The Company’s November 29
press release argued that the current diversification benefits will be lost if the businesses are separated. The reality is the diversification benefits you cited in defending Timken’s current structure, in our opinion, cause Timken’s trading discount by confusing investors and obscuring the dramatic operating improvements in the underlying businesses. Investors do not need you to diversify for them. The significant discount investors are applying to Timken’s stock shows the market’s clear preference for pure-play steel or bearings alternatives.
3) Both companies will have substantial financial flexibility and the pension liability has been mitigated to the point that it is no longer an issue following a separation.
The same November 29
press release cites a decrease in the Company’s financial flexibility following a separation as a reason to maintain the current structure and on the January 24
earnings call management pointed to the Company’s pension as a reason the businesses needed to stay together. As you should know, the two issues are linked, and neither presents a real obstacle to separating the businesses. With net cash of over $100M and available liquidity of $1.4B
, Timken has significant financial resources and flexibility to ensure that both the Steel and Bearings Businesses are well-capitalized following the separation.
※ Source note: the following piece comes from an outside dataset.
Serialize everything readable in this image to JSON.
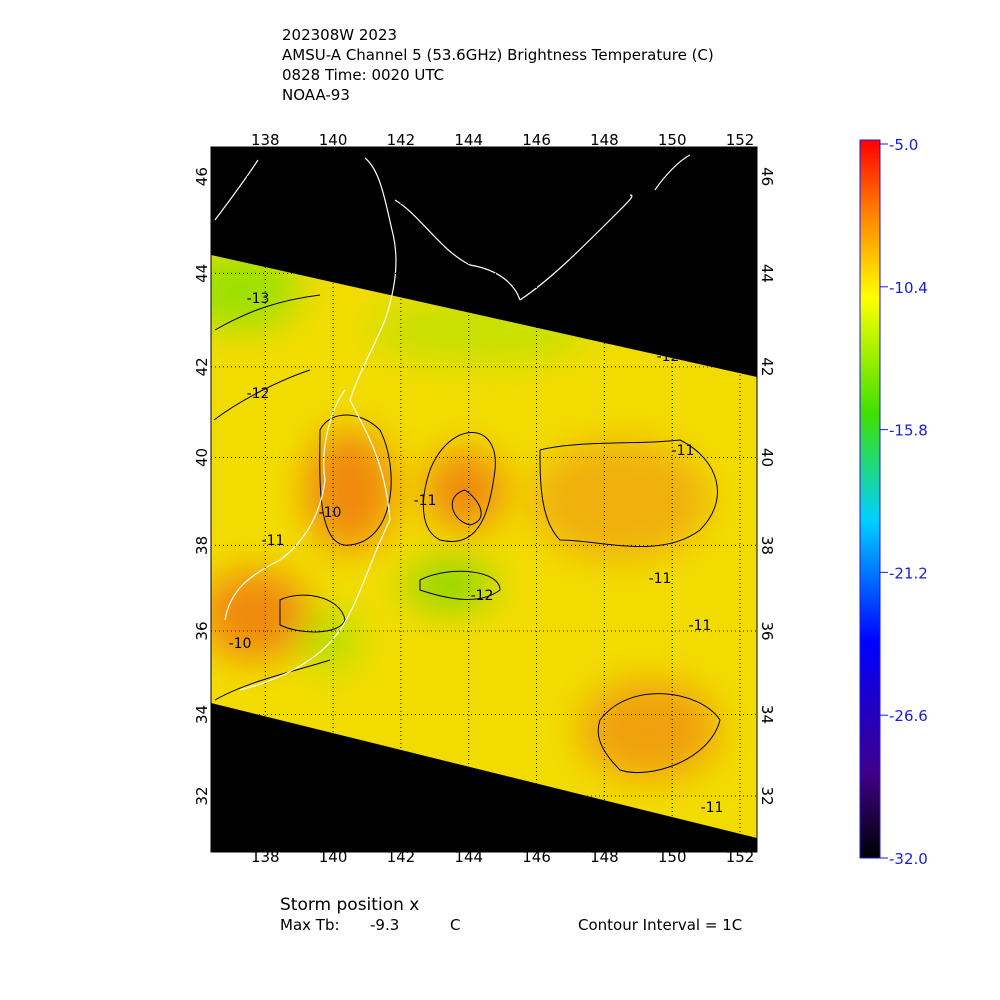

Both businesses would have ample funding for their pension and capital expenditure needs while maintaining credit metrics superior to their peers’. The Company has invested over $1.3B into its pension plan over the last 4 years to bring the unfunded liability down to $398M at the end of 2012. CFO Glenn Eisenberg has stated that the pension plan will be nearly fully funded by the end of 2013 and that the Company will annuitize a significant portion of the gross liability, removing it from the balance sheet. The Company’s $1.4B of liquidity could easily be used to fund that pension liability. While the pension may have hindered the Company’s strategic options in the past, we do not find the Company’s assertion that it lacks the ability to sufficiently fund its pension to be credible. The reduced size of the underfunded pension liability also makes it unlikely to be a driver behind Timken’s trading discount.
4) Timken does not trade at a premium to peers on cash flow. It trades at a substantial discount on any cash flow measure that is relevant to investors.
On the January 24
call, management asserted that Timken trades at a premium to peers on cash flow metrics. Management relies on a non-standard calculation of cash flow that we believe is severely flawed. Investors will normally adjust GAAP cash flows for voluntary cash outflows related to pension obligations accrued over previous decades that will not be repeated in future years (since the pension will be fully funded at the end of this year). These voluntary, temporary contributions should not be included as a recurring cash flow. Additionally investors can see that a temporary spike in capital expenditures (before returning to Company guided 4% of sales in 2H14) and the corresponding build-up of working capital should not be seen as permanently impairing free cash generation and should be backed out of the multiple. Once cash flows are normalized, Timken trades at a substantial discount to peers on pension-adjusted EV/FCF, just as it does on pension-adjusted EV/EBITDA.
5) Growth and earnings volatility are a reason to separate the businesses, not keep them together.
On the January 24
call, management proposed Timken’s earnings volatility as a reason the businesses should remain combined. The high earnings volatility and capital intensity of the Steel Business have masked the continually improving margin performance of the Bearings Business over the last five years. The combination of these businesses is driving the discount in Timken’s share price. The only way to eliminate that discount is by separating the businesses.
Spin-off Transactions have Created Substantial Value for Shareholder’s in the Past
As noted above, in 2005 Timken’s closest bearings peer, SKF separated its steel business, Ovako, into a separate company. SKF concluded that the separation offered a structural solution, allowing shareholders to focus on the bearings business and SKF to move to a more variable cost structure.